NURD dependent Reprogramming by Sall4-Jdp2-Esrrb-Glis1 (ChIP-seq). NURD dependent Reprogramming by Sall4-Jdp2-Esrrb-Glis1 (ChIP-seq)

Cell fate decision involves rewiring of the genome, but remains poorly understood at the chromatin level. We report a system to reprogramming somatic cells to pluripotency by four factor combination (Sall4, Esrrb, Jdp2, Glis1). Mechanism study demonstrate that the Sall4-NuRD axis plays a critical role in the early phase of reprogramming. These results identify a previously unrecognized role of NuRD in reprogramming, may help establish early chromatin closing as a pre-requisite step in cell fate control. Overall design: Based on a reprogramming system of 4 factor (WT/N12 Jdp2, Esrrb, Glis1, WT/K5A Sall4), knocking down Gatad2b, Chd4 or dropout single factor.

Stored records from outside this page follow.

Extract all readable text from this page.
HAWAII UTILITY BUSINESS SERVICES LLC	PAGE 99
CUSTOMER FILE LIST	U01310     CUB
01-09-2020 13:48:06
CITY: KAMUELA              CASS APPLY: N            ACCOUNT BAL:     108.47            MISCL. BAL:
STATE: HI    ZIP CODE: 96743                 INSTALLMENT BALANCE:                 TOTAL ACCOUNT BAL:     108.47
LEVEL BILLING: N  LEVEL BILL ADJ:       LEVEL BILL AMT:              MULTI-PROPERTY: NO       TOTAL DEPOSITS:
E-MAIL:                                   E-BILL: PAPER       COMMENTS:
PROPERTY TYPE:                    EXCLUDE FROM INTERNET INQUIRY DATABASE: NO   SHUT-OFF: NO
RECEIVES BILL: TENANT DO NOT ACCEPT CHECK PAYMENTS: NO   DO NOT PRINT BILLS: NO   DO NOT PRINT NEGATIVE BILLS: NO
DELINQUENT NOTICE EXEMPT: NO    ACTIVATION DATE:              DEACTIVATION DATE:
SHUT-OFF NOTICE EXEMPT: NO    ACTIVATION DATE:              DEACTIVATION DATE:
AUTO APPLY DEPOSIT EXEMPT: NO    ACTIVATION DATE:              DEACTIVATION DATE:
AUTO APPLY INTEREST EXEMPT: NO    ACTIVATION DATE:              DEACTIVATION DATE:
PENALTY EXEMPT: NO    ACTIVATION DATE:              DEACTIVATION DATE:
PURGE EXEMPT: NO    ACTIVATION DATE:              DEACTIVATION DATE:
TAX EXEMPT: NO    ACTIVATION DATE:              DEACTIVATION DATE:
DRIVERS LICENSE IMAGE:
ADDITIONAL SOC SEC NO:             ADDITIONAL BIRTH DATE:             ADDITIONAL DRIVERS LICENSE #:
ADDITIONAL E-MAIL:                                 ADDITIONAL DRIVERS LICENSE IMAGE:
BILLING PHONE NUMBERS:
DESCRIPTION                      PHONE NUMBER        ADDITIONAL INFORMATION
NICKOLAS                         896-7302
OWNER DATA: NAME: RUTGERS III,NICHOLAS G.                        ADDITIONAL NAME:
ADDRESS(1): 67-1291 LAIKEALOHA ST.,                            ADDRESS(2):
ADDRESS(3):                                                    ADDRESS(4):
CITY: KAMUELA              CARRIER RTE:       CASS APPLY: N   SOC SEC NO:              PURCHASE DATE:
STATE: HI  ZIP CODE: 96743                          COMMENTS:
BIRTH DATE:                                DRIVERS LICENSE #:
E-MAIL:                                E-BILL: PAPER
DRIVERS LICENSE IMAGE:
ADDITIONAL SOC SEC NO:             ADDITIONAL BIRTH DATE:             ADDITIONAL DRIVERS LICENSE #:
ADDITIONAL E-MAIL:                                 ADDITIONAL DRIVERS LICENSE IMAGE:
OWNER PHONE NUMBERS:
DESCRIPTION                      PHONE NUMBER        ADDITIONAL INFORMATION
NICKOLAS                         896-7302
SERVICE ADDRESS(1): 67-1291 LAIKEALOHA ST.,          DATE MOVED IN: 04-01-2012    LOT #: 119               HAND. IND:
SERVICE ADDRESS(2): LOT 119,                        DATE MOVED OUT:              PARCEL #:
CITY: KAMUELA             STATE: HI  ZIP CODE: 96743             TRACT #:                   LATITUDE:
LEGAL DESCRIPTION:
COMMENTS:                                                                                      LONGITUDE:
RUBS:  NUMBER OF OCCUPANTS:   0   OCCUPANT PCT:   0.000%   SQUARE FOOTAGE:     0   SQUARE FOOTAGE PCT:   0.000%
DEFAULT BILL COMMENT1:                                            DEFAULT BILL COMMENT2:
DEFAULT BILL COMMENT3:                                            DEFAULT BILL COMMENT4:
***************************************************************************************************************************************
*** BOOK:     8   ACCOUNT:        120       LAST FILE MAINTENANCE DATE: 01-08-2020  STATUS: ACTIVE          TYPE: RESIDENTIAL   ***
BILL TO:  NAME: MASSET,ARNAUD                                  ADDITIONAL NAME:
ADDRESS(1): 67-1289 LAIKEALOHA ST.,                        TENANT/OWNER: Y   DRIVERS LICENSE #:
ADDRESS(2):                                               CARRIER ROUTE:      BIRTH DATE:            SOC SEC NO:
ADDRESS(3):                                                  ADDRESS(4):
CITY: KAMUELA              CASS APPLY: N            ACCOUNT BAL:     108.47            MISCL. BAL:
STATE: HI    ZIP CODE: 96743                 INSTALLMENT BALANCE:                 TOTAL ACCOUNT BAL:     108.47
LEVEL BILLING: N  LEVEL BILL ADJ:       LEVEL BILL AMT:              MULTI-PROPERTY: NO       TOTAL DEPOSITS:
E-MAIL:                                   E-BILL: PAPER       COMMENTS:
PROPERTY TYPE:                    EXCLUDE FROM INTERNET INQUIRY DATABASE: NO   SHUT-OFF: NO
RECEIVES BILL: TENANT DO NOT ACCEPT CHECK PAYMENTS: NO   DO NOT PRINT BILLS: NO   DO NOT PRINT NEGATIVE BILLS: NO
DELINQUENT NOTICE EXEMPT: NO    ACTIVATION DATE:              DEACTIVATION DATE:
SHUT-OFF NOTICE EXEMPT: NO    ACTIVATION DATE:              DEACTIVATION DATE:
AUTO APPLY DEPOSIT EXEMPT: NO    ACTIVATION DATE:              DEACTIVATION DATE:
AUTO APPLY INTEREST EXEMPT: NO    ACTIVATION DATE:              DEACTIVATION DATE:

细胞命运决定涉及基因组的重编程，但在染色质层面的调控机制仍未被充分解析。本研究报道了一套通过四种因子组合（Sall4、Esrrb、Jdp2、Glis1）将体细胞重编程为多能干细胞的实验体系。机制研究表明，Sall4-核小体重塑与去乙酰化复合体（NuRD）轴在重编程的早期阶段发挥关键调控作用。本研究结果揭示了NuRD在重编程过程中此前未被认知的功能，或有助于确立"早期染色质闭合是细胞命运调控的先决步骤"这一核心论点。实验设计概要：基于4因子重编程体系（WT/N12 Jdp2、Esrrb、Glis1、WT/K5A Sall4），分别对Gatad2b、Chd4进行敲低，或进行单因子敲除。